Fellowship Components

The Undergraduate Diversity Fellowship at the National Bureau of Asian Research (NBR) offers paid four-month summer fellowships to extend educational, professional, and mentorship opportunities to historically underrepresented minorities such as Black and brown community college students, freshman, sophomore, or juniors in college. Qualified applicants will be interested in learning more about Asia and in pursuing careers in international affairs or U.S. foreign policy.

This opportunity allows fellows to expand their networks and develop skills in research, event planning, publications, and general office and project management support through direct professional experience.
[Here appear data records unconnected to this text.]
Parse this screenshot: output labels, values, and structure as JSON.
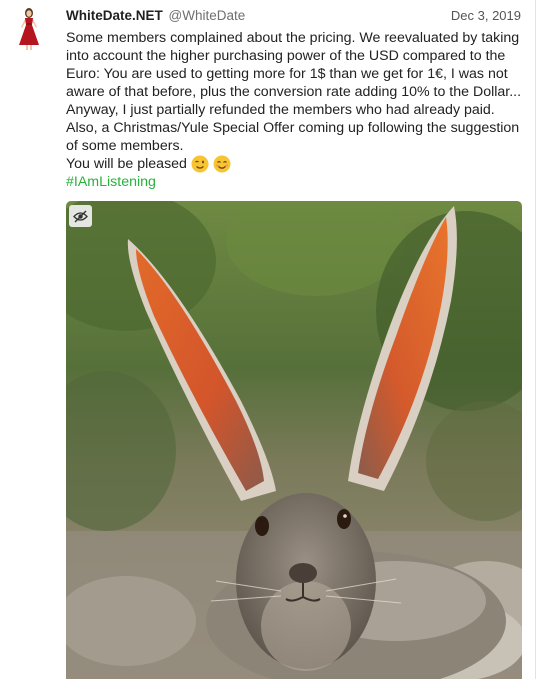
{
  "post": {
    "display_name": "WhiteDate.NET",
    "handle": "@WhiteDate",
    "date": "Dec 3, 2019",
    "body_lines": [
      "Some members complained about the pricing. We reevaluated by taking into account the higher purchasing power of the USD compared to the Euro: You are used to getting more for 1$ than we get for 1€, I was not aware of that before, plus the conversion rate adding 10% to the Dollar... Anyway, I just partially refunded the members who had already paid. Also, a Christmas/Yule Special Offer coming up following the suggestion of some members.",
      "You will be pleased"
    ],
    "hashtag": "#IAmListening",
    "emojis": [
      "winking-face",
      "smiling-face"
    ],
    "colors": {
      "hashtag": "#27b23a",
      "avatar_dress": "#b5151f"
    }
  },
  "media": {
    "icons": [
      "eye-slash-icon"
    ]
  }
}
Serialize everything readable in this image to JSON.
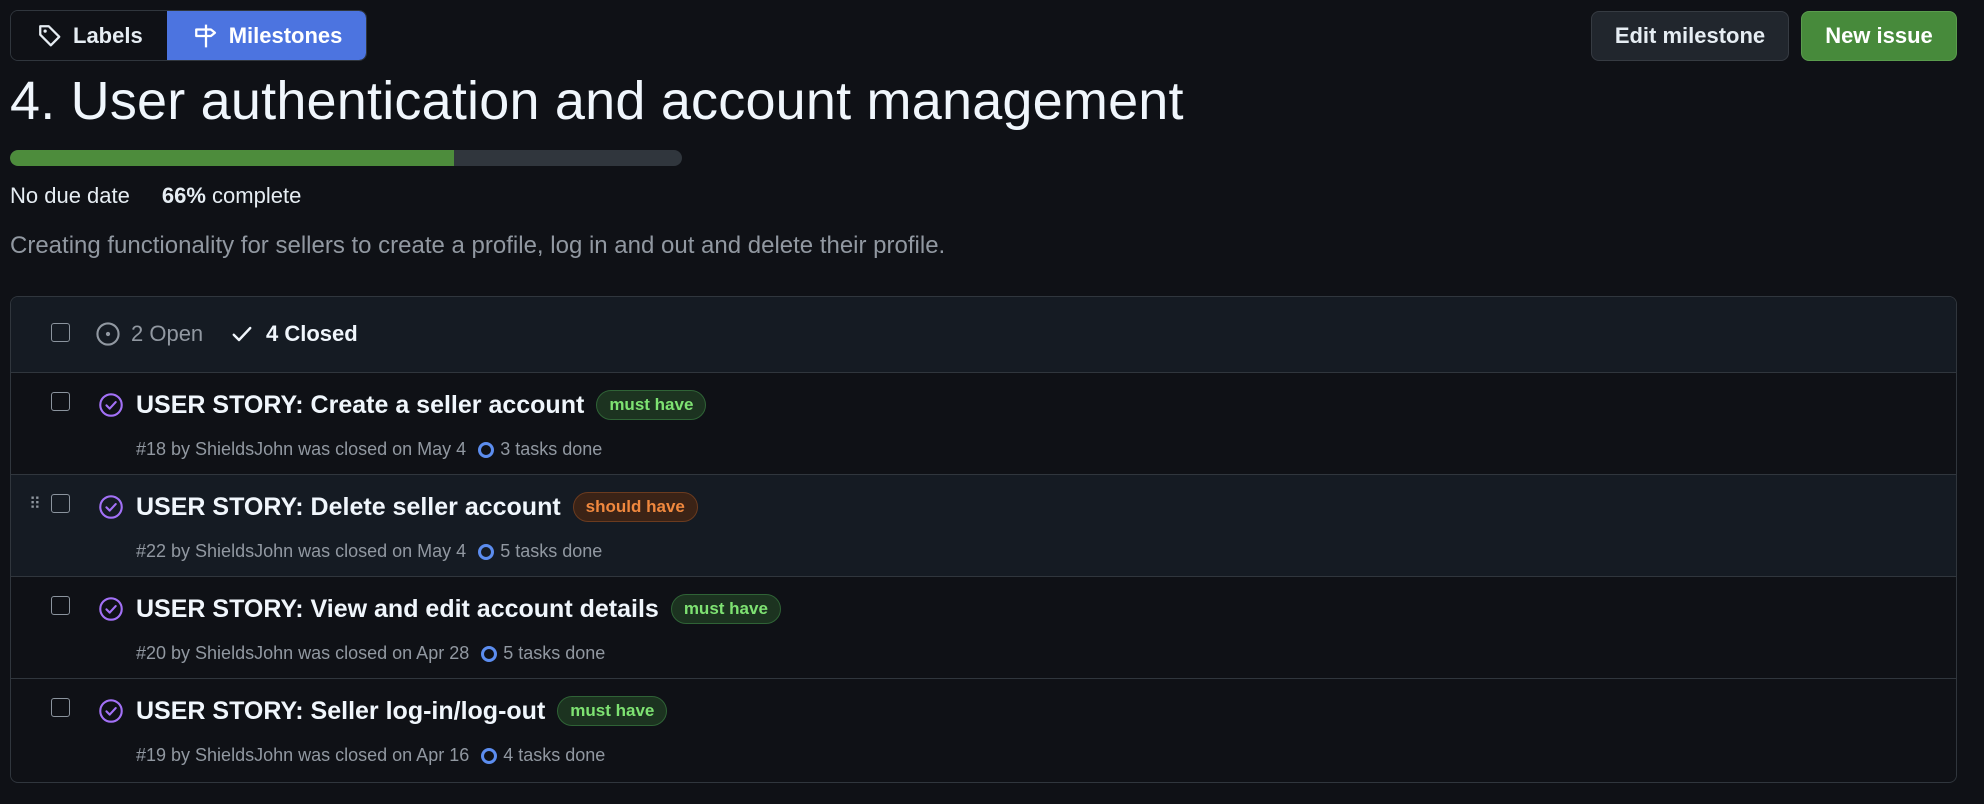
{
  "nav": {
    "labels_label": "Labels",
    "milestones_label": "Milestones"
  },
  "actions": {
    "edit_label": "Edit milestone",
    "new_issue_label": "New issue"
  },
  "milestone": {
    "title": "4. User authentication and account management",
    "progress_fraction": 0.66,
    "due": "No due date",
    "percent": "66%",
    "complete_word": " complete",
    "description": "Creating functionality for sellers to create a profile, log in and out and delete their profile."
  },
  "states": {
    "open_label": "2 Open",
    "closed_label": "4 Closed"
  },
  "issues": [
    {
      "title": "USER STORY: Create a seller account",
      "label": "must have",
      "label_color": "green",
      "meta": "#18 by ShieldsJohn was closed on May 4",
      "tasks": "3 tasks done"
    },
    {
      "title": "USER STORY: Delete seller account",
      "label": "should have",
      "label_color": "orange",
      "meta": "#22 by ShieldsJohn was closed on May 4",
      "tasks": "5 tasks done"
    },
    {
      "title": "USER STORY: View and edit account details",
      "label": "must have",
      "label_color": "green",
      "meta": "#20 by ShieldsJohn was closed on Apr 28",
      "tasks": "5 tasks done"
    },
    {
      "title": "USER STORY: Seller log-in/log-out",
      "label": "must have",
      "label_color": "green",
      "meta": "#19 by ShieldsJohn was closed on Apr 16",
      "tasks": "4 tasks done"
    }
  ],
  "colors": {
    "accent": "#4c74e0",
    "primary_button": "#478a3b",
    "progress_fill": "#4d8c3c",
    "closed_icon": "#a371f7",
    "task_ring": "#5c8def"
  }
}
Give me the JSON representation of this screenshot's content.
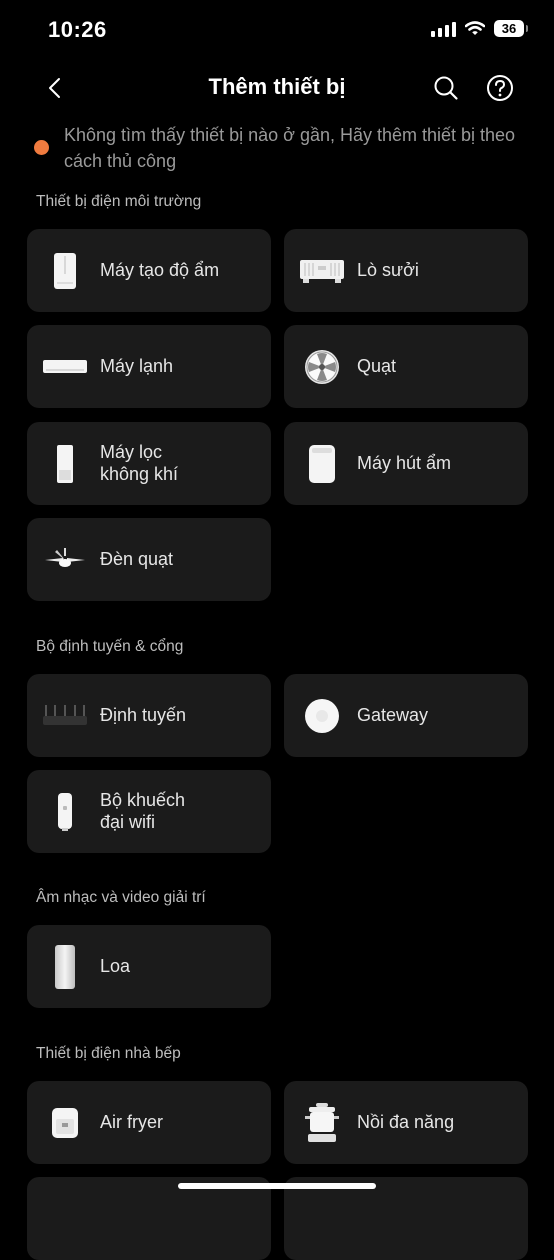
{
  "status": {
    "time": "10:26",
    "battery": "36"
  },
  "header": {
    "title": "Thêm thiết bị"
  },
  "notice": {
    "text": "Không tìm thấy thiết bị nào ở gần, Hãy thêm thiết bị theo cách thủ công",
    "dot_color": "#f07b3f"
  },
  "sections": {
    "environment": {
      "title": "Thiết bị điện môi trường",
      "items": [
        "Máy tạo độ ẩm",
        "Lò sưởi",
        "Máy lạnh",
        "Quạt",
        "Máy lọc\nkhông khí",
        "Máy hút ẩm",
        "Đèn quạt"
      ]
    },
    "router": {
      "title": "Bộ định tuyến & cổng",
      "items": [
        "Định tuyến",
        "Gateway",
        "Bộ khuếch\nđại wifi"
      ]
    },
    "entertainment": {
      "title": "Âm nhạc và video giải trí",
      "items": [
        "Loa"
      ]
    },
    "kitchen": {
      "title": "Thiết bị điện nhà bếp",
      "items": [
        "Air fryer",
        "Nồi đa năng"
      ]
    }
  }
}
Orientation Month (remote)

Starting in May, fellows will work 5–10 hours a week remotely prior to their 10–12-week summer internship in NBR’s D.C. office. Fellows will become acquainted with NBR, get to know their supervisors and other employees, set goals, and attend NBR events. This training period will allow for supervisors to provide a well-rounded mentoring experience for their fellows before their internship and afterwards. Fellows will learn about NBR and the think tank industry, be introduced to the different teams at NBR, and become familiar with NBR projects.

Team Assignment and Role (in person)

From June, Undergraduate Diversity fellows will work primarily with one of the existing program teams at NBR. Team assignments will be based on NBR team needs, although candidate preference will be taken into consideration.

Throughout the fellowship, fellows will gain experience in project management, research, writing, and editing in order to build skills for future careers in policy. Fellows will assist with project activities, publications support, database administration, event planning, and general office support. NBR supervisors and mentors will facilitate external event attendance and networking opportunities in the D.C. policy community where possible.

NBR program teams include:

  • Political and Security Affairs leads research focused on geopolitical issues in Asia such as maritime security, China’s growing power and influence, cross-strait relations, nuclear North Korea, and U.S. relations with allies and partners.
  • Center for Innovation, Trade, and Strategy leads research on topics ranging from digital trade and data governance, to the impact of emerging technologies, intellectual property protection, supply chains, and trade policy on regional countries’ strategies in the Indo-Pacific.
  • Energy and Environmental Affairs leads research on how Asia will balance its rising demand for energy with economic growth and action on climate change.
  • Publications assists with the dissemination of NBR research findings through editing and publishing reports, journal articles and roundtables, online content, and monographs.
  • Congressional Affairs connects NBR and the U.S. congress, ensuring that NBR’s research and analysis is timely, impactful, and relevant to policymakers.

Summer Learning Series

Throughout the fellowship period, fellows will attend professional development workshops on topics such as memo writing and budget management, as well as career exploration and networking, to support the development of their careers in the policy community.